Evolution of the debt
AIReF’s projections paint an unfavourable trend in the medium- and long-term debt ratio under a no-policy-change scenario. The debt ratio has recorded four consecutive quarters of falls and stood at 117.7% of GDP in the first quarter of 2022. The cumulative reduction in the last year is 7.5 points, of which 0.7 points have been recorded in the last quarter. This significant reduction is mainly due to the denominator effect, given the strong upturn in economic activity and prices. In absolute terms, public debt has continued to grow, adding €26.62bn to reach a new all-time high of €1.45tn.
Compared with the level prior to the pandemic, the debt ratio has risen by 19.4 points. GDP, the denominator of the ratio, has already stopped contributing negatively to the increase resulting from the pandemic, with the public deficit causing almost all the change.

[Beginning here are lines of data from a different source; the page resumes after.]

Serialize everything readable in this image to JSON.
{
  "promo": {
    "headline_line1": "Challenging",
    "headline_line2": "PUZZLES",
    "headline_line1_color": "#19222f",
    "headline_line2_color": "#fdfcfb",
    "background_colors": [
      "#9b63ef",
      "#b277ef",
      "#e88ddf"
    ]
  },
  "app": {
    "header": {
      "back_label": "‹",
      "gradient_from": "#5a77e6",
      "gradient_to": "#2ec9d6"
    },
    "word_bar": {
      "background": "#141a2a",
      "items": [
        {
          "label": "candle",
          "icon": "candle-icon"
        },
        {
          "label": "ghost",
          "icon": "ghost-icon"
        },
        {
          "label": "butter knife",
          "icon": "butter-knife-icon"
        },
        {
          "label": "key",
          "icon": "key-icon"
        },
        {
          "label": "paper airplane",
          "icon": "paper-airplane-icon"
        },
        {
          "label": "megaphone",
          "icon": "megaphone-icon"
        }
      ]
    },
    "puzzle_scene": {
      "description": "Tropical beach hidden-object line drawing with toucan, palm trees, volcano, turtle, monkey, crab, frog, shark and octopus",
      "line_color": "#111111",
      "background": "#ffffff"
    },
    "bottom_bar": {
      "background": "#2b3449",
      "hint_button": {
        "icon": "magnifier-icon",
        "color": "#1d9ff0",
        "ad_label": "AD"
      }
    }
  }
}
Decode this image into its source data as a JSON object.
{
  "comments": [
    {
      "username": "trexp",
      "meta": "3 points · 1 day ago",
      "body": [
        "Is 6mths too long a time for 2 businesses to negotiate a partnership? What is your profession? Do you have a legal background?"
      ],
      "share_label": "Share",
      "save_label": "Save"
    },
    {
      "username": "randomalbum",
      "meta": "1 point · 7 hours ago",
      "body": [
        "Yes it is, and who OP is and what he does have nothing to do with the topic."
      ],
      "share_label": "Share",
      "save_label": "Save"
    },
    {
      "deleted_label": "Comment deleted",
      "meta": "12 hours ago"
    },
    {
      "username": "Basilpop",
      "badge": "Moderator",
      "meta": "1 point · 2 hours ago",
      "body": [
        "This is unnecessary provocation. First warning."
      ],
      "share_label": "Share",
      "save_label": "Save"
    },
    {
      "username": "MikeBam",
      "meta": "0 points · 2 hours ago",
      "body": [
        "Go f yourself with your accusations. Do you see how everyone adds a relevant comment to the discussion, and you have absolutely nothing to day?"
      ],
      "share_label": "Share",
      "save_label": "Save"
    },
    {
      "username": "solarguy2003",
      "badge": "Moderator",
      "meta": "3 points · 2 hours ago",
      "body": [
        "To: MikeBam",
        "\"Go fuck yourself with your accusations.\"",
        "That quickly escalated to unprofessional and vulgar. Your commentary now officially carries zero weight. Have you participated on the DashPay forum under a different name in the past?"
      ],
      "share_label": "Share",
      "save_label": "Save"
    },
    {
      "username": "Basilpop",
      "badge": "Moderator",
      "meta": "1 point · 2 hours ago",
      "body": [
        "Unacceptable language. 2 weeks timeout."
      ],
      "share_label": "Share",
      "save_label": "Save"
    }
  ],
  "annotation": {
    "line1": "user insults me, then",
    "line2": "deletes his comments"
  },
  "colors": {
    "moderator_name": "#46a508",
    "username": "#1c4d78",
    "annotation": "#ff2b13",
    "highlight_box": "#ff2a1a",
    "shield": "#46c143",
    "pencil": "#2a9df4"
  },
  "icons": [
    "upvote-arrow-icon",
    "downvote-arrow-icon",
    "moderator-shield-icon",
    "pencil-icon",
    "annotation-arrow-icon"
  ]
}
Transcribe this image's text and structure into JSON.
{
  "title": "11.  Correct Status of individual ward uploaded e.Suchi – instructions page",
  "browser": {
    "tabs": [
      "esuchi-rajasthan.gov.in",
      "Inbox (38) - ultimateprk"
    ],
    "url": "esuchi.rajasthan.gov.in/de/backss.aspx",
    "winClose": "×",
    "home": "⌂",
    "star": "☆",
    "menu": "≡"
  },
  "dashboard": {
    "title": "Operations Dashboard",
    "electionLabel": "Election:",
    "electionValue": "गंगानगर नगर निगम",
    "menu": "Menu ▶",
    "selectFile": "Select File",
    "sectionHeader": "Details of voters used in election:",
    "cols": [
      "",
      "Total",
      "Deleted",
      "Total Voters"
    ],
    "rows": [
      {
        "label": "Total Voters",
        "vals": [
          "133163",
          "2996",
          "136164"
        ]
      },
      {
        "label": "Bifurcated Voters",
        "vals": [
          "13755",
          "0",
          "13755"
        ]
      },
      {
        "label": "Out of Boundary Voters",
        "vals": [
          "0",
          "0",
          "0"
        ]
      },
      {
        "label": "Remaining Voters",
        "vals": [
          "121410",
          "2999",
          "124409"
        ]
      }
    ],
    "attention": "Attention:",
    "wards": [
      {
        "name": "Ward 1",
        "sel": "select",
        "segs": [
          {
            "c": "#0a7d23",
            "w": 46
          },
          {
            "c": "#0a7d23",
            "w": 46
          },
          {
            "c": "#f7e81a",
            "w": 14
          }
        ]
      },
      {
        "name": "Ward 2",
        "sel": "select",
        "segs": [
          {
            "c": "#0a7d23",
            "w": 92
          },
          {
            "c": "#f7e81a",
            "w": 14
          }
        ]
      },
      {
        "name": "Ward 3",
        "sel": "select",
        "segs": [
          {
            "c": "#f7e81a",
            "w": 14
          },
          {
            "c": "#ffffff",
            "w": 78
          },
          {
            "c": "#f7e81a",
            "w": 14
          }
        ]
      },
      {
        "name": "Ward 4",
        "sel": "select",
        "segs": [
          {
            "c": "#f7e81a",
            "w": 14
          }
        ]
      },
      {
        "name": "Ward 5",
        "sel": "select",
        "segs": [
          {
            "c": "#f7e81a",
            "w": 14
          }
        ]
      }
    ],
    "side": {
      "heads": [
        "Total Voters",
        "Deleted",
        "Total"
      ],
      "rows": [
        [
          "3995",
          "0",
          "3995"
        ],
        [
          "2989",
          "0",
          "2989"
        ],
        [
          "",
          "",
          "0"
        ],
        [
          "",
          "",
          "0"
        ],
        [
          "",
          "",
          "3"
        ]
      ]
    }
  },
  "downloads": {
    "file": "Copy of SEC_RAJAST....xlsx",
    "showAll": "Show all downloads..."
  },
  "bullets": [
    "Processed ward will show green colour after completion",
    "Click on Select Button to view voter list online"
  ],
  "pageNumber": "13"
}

At a sub-sector level, the largest increase in the debt ratio has taken place in the Central Government and the Social Security Funds. The debt ratio of the LGs has remained stable, while that of the ARs has recorded a slight increase.
Under the macro-fiscal forecasts prepared by AIReF to assess the Stability Programme, the debt-to-GDP ratio is projected to fall by 9.6 points over the next four years to 108.8% in 2025. Most of the reduction in the debt ratio (7.2 out of the 9.6 points forecast up to 2025) takes place in the first two years, coinciding with the economy’s sharp nominal growth, while it is forecast to stabilise somewhat as from the third year. The government deficit will continue to contribute significantly to the increase in debt, with a financial burden that will rise in absolute terms, but will remain stable relative to GDP due to the sharp increase in nominal GDP.
Beyond the reduction in the debt ratio that is expected in the short term, once the boost to growth as a result of the rebound in activity following the shutdown during the pandemic ends, AIReF estimates that the debt-to-GDP ratio will resume an upward path under the assumption of a no-policy-change scenario. The simulations performed by AIReF show that a structural primary deficit of between 1.5% and 2.5% of GDP from 2025 (in line with the latest estimates by the Government and AIReF, respectively) would place the debt ratio between 125% and 140% of GDP in 2040.
Expectations of higher interest rates exacerbate debt dynamics, according to AIReF. Thus, higher interest rates will generate a greater financial burden, which if not offset with some adjustment, will end up having an impact on the debt ratio. The simulations show that a financial burden between 1.3 and 1.8 points higher (depending on the scenario of the evolution of the primary balance) results in an increase in the debt ratio of between 12 and 16 points in 2040.